Growth Prediction Unaffected in the U.S. Before Anticipated Rate Hike



WASHINGTON, March 15: Growth prospects for 2017 continue to be linked to both upside as well as downside threats from prospective strategy variations as the Federal Reserve deliberates on enhancing interest rates for the second time in three months, as stated by the Fannie Mae Economic & Strategic Research (ESR) Group's March 2017 Economic and Housing Outlook. Full-year fiscal expansion is expected at 2.0 percent, unaffected from last month, while the prediction for present quarter expansion is downward somewhat because of weaker-than-expected customer expenditure statistics. Yet, overall trade as well as fiscal sentiment remain robust notwithstanding policy ambiguity. Because of growing household net value and strong jobs figures, customer spending should remain the chief propeller of expansion. A pickup in the Fed's preferred degree of price rises in January reinforced several Fed officials' aggressive communications, which led the market to completely price in a rate hike at the close of the Fed conference later today. The ESR Group anticipates today's target rate growth to be trailed by two extra hikes in the second half of the year. Home sales should persist to enhance this year notwithstanding affordability trials, comprising constant robust home expense rise because of limited inventory.

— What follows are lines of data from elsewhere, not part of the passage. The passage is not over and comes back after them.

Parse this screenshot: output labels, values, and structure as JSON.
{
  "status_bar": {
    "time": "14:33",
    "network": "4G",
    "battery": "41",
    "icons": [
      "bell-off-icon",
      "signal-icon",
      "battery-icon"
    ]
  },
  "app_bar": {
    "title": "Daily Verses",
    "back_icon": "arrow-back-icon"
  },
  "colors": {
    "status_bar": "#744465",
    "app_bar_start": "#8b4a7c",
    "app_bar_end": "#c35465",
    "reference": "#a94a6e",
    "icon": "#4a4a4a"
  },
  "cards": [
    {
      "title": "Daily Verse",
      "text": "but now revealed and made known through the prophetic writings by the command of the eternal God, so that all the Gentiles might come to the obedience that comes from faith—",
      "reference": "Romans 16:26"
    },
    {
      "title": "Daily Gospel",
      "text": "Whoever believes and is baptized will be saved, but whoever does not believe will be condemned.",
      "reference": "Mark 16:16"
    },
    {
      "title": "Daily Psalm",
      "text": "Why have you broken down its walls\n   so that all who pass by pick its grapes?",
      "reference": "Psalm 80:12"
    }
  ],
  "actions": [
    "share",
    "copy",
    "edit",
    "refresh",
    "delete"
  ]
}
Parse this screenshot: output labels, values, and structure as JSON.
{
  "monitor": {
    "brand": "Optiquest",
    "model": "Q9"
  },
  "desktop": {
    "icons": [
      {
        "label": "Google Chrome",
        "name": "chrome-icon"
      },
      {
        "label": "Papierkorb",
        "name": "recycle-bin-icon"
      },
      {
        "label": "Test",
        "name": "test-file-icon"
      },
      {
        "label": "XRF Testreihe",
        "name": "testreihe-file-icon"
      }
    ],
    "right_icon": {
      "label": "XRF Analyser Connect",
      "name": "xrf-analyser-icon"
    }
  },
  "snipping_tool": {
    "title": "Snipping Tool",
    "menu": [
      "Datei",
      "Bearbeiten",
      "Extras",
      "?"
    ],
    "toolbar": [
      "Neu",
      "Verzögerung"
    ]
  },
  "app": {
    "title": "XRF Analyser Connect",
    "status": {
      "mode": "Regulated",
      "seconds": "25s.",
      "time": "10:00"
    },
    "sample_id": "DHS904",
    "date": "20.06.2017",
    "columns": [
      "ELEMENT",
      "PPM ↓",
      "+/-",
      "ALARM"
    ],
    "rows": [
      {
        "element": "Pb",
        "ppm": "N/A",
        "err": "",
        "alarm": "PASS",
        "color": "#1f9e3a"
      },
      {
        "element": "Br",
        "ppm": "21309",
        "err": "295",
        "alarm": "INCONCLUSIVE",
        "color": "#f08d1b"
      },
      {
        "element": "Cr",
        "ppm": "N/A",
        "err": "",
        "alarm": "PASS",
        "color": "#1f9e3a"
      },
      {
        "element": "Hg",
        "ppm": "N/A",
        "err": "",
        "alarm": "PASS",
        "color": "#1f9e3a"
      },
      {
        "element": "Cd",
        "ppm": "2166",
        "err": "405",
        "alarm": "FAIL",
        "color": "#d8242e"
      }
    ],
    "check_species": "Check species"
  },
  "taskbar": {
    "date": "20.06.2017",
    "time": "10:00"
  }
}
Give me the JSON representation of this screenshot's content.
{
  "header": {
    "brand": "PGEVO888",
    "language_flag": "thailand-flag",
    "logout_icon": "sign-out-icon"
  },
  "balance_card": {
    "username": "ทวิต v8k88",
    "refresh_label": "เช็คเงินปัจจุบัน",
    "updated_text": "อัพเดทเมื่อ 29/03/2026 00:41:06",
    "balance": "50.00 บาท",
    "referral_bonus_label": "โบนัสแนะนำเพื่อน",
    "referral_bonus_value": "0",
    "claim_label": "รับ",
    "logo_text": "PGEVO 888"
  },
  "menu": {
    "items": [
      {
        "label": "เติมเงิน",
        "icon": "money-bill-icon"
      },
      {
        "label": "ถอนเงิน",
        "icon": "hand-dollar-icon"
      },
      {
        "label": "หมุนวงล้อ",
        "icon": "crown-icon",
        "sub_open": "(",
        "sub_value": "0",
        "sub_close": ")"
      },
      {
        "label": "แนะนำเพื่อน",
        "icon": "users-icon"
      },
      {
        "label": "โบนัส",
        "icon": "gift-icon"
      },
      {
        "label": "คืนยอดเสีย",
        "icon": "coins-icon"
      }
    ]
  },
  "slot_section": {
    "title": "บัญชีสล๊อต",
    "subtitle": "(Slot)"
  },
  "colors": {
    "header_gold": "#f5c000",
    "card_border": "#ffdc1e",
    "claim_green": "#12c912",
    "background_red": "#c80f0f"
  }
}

"Our economic forecast remains in a conservative holding pattern as we await word on the particulars of the new Administration's plans for fiscal stimulus," revealed Fannie Mae Chief Economist Doug Duncan, adding, "In the meantime, economic sentiment from most industry stakeholders continues to reach new heights: consumers, as demonstrated by our National Housing Survey, are more positive than at any time since the survey's inception in 2010 about the direction of the economy, while homebuilders' optimism remains near an eleven-year high."

"Tight inventory remains a boon to home prices and Americans' net worth, but it also continues to price out many would-be first-time homebuyers. However, our research suggests that aging millennials, now boasting higher real wages, are beginning to narrow the homeownership attainment gap," commented Duncan.